08 février 2012
Méandres de vie

Revoir l'artisan qui fera le rembourrage du grand canapé. Voilà un pas de plus vers de nouvelles installations. Partir faire mon marché, recette en main. Ce soir, deux fils et la minuscule petite copine mangeront du jarret de boeuf avec légumes-racines, navets et carottes, alors que Lui et moi nous nous régalerons de foie de poulet sauté.

Une pensée pour le fils absent, lui qui vit des journées difficiles de travailleur. La sauce ne semble pas prendre avec son emploi, même après quatre mois. Je me contente de soutenir son moral. Ce n'est pas exclu un futur retour aux études mais c'est impossible de faire les deux en même temps.

Je suis toujours en attente d'un aboutissement quoique théorique. Quatre enfants jeunes adultes! Leur vie est toujours un prolongement de la mienne. Ou est-ce le contraire? De ce fait, l'attente est toujours en marche, jamais terminé. Je m'en accommode assez bien, parce que mes propres projets me tiennent occupée et distraite des leurs. Beaucoup de contradictions dans tout ce que je vient d'écrire. Une question de regard. Est-ce que mes enfants sont au coeur de ma vie et que tout le reste n'est que divertissement? Ou est-ce que mes projets sont au coeur et que eux en sont les extensions? Une question de tempo aussi.

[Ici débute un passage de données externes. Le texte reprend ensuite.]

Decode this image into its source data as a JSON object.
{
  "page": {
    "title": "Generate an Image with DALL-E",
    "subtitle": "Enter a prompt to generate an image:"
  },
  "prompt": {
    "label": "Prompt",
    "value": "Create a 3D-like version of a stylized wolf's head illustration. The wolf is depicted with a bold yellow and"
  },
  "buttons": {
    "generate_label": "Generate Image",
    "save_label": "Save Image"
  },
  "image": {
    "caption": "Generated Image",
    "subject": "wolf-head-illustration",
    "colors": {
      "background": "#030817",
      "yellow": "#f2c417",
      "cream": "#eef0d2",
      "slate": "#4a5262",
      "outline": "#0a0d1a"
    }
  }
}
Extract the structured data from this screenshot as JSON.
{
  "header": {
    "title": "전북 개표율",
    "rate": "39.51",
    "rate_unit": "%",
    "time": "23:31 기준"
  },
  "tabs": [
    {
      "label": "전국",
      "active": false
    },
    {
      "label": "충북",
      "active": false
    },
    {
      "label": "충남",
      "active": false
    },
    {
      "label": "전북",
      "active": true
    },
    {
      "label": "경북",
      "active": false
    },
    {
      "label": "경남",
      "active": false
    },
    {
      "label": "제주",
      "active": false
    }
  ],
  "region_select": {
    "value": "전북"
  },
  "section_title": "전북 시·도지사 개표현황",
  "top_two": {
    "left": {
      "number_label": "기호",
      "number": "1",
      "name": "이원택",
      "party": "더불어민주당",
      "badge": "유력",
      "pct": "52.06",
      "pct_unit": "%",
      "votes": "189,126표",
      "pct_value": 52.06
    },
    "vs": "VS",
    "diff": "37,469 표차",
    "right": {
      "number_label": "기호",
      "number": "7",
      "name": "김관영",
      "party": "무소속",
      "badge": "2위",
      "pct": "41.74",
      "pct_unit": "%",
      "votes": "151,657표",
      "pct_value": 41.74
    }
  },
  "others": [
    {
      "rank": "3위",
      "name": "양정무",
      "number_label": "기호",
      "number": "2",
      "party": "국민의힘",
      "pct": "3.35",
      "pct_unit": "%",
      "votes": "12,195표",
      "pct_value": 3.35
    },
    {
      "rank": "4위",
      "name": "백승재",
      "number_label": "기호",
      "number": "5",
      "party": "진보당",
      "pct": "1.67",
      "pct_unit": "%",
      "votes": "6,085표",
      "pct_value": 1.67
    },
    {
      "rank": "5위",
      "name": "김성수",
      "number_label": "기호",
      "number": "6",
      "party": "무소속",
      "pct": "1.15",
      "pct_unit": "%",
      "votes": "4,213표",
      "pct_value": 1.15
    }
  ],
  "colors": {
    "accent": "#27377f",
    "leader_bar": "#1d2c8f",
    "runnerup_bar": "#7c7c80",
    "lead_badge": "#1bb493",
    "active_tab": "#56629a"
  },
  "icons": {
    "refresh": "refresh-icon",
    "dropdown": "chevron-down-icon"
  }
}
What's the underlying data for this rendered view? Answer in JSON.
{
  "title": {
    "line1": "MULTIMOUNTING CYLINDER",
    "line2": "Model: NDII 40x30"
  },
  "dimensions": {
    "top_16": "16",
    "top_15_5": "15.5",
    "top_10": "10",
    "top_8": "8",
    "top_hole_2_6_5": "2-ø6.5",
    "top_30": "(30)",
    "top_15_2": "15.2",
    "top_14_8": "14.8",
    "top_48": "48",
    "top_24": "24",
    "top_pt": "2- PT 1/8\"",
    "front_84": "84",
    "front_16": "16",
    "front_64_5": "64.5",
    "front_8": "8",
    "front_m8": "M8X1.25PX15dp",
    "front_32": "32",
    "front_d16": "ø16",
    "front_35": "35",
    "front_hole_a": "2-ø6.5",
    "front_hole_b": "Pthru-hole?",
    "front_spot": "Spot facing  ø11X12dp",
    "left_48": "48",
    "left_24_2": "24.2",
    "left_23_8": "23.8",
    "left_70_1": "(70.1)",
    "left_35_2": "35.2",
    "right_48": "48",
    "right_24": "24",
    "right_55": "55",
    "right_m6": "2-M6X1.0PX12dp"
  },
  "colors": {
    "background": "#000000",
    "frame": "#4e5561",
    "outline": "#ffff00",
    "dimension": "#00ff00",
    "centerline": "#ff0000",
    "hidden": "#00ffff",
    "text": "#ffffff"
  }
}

Au fait, deux images contradictoires me hantent récemment. Alors que nos vies, à Lui et moi s'apparentent à un «atterrissage en douceur», les leurs, du moins à celles des fils, ressemblent plus à un «décollage difficile». Dans l'air du temps, le gap est à la fois karmique et générationnel. Il fait mal à ma quiétude de mère.